Climbing a Mountain and Living a Life

A few years ago two young men stood at the foot of Mount Madison in the Presidential Range of the White Mountains of New Hampshire. The White Mountains are the highest mountains in the Northeast, towering high above the tree line. On their tops not even small shrubs grow. Nothing but moss and grasses.

These two youths had on their backs heavy packs of food and blankets. Their job was to open up the but used during the summer by hikers, on top of Mount Madison. They were to pack in supplies.

One young man, whom we shall call Jim, told the other, who had never packed so heavy a load up a mountainside: "Just keep going. Put one foot in front of the other, until you get there. No matter how tired you get, keep going! One step at a time, and you'll get there in about four hours."

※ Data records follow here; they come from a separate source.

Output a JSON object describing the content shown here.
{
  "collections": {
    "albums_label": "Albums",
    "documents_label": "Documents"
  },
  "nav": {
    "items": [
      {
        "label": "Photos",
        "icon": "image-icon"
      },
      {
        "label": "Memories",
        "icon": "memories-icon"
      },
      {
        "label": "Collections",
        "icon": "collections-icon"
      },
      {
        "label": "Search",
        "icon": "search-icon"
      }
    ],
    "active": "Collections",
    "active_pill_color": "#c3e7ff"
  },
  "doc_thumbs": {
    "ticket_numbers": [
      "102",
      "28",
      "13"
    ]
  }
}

The other young man did just that, until he thought he couldn't make it another inch. Somewhere up ahead, he knew, was the hut. But he was so tired, that he doubted he'd ever get there. Step, step, step; up, up, up.

Finally, when the but came into view, he simply flopped on the ground. He'd made it! And how? By taking one step at a time.

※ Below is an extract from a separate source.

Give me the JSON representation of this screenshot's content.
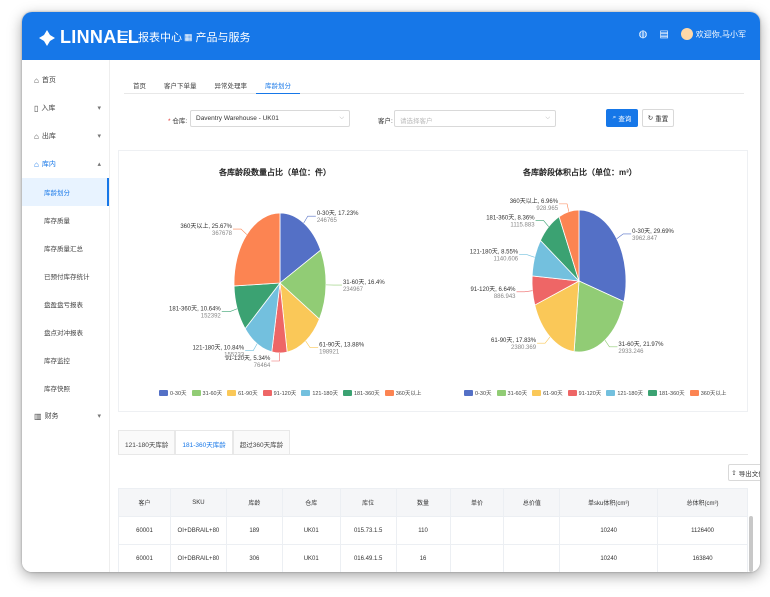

Life is like that. Somewhere up ahead is a wonderful destination. We'll call this destination what you want to be and do. It's so far!

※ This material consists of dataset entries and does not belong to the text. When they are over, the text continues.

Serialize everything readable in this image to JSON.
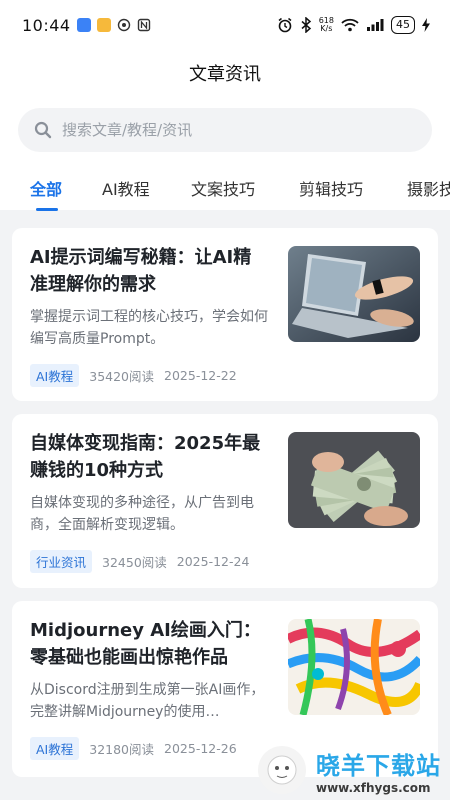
{
  "status": {
    "time": "10:44",
    "speed_value": "618",
    "speed_unit": "K/s",
    "battery": "45"
  },
  "header": {
    "title": "文章资讯",
    "search_placeholder": "搜索文章/教程/资讯"
  },
  "tabs": [
    {
      "label": "全部",
      "active": true
    },
    {
      "label": "AI教程"
    },
    {
      "label": "文案技巧"
    },
    {
      "label": "剪辑技巧"
    },
    {
      "label": "摄影技"
    }
  ],
  "articles": [
    {
      "title": "AI提示词编写秘籍：让AI精准理解你的需求",
      "desc": "掌握提示词工程的核心技巧，学会如何编写高质量Prompt。",
      "tag": "AI教程",
      "reads": "35420阅读",
      "date": "2025-12-22",
      "thumb": "laptop-typing-photo"
    },
    {
      "title": "自媒体变现指南：2025年最赚钱的10种方式",
      "desc": "自媒体变现的多种途径，从广告到电商，全面解析变现逻辑。",
      "tag": "行业资讯",
      "reads": "32450阅读",
      "date": "2025-12-24",
      "thumb": "money-cash-photo"
    },
    {
      "title": "Midjourney AI绘画入门：零基础也能画出惊艳作品",
      "desc": "从Discord注册到生成第一张AI画作，完整讲解Midjourney的使用…",
      "tag": "AI教程",
      "reads": "32180阅读",
      "date": "2025-12-26",
      "thumb": "colorful-paint-photo"
    }
  ],
  "watermark": {
    "main": "晓羊下载站",
    "url": "www.xfhygs.com"
  }
}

You've never been there, naturally. And it looks so far up and so far away you don't think you ever will.

But you can be like the mountain climber. Set your goal, one that really exists and that you can attain. Not like some­thing in a movie or TV program, where success, riches, and fame just seem to drop into one's lap. That happens to very few people, and mostly in stories.

Whatever your goal is, it's likely to be gained as we climb a mountain—by taking one step at a time. By living each day to the fullest, doing each task the best we can as it comes to us, accepting each challenge with everything we've got.

Some boys and girls think daydreaming will bring them what they want. Dreams are necessary. It takes the dreamer, the thinker, to imagine what's ahead.

But mere dreams and thoughts are not enough. Tremendous effort, patience, and endurance move us ahead, one step at a time.

Life is very peculiar in this respect—you cannot hurry the time. Days cannot be lengthened or shortened. But you can make the most of each day, taking each one as it comes, and not worrying about the days ahead. If this one is lived well, those in the future will be better too.

Climbing a mountain or living a life—take each step, one at a time. There's no short cut in either.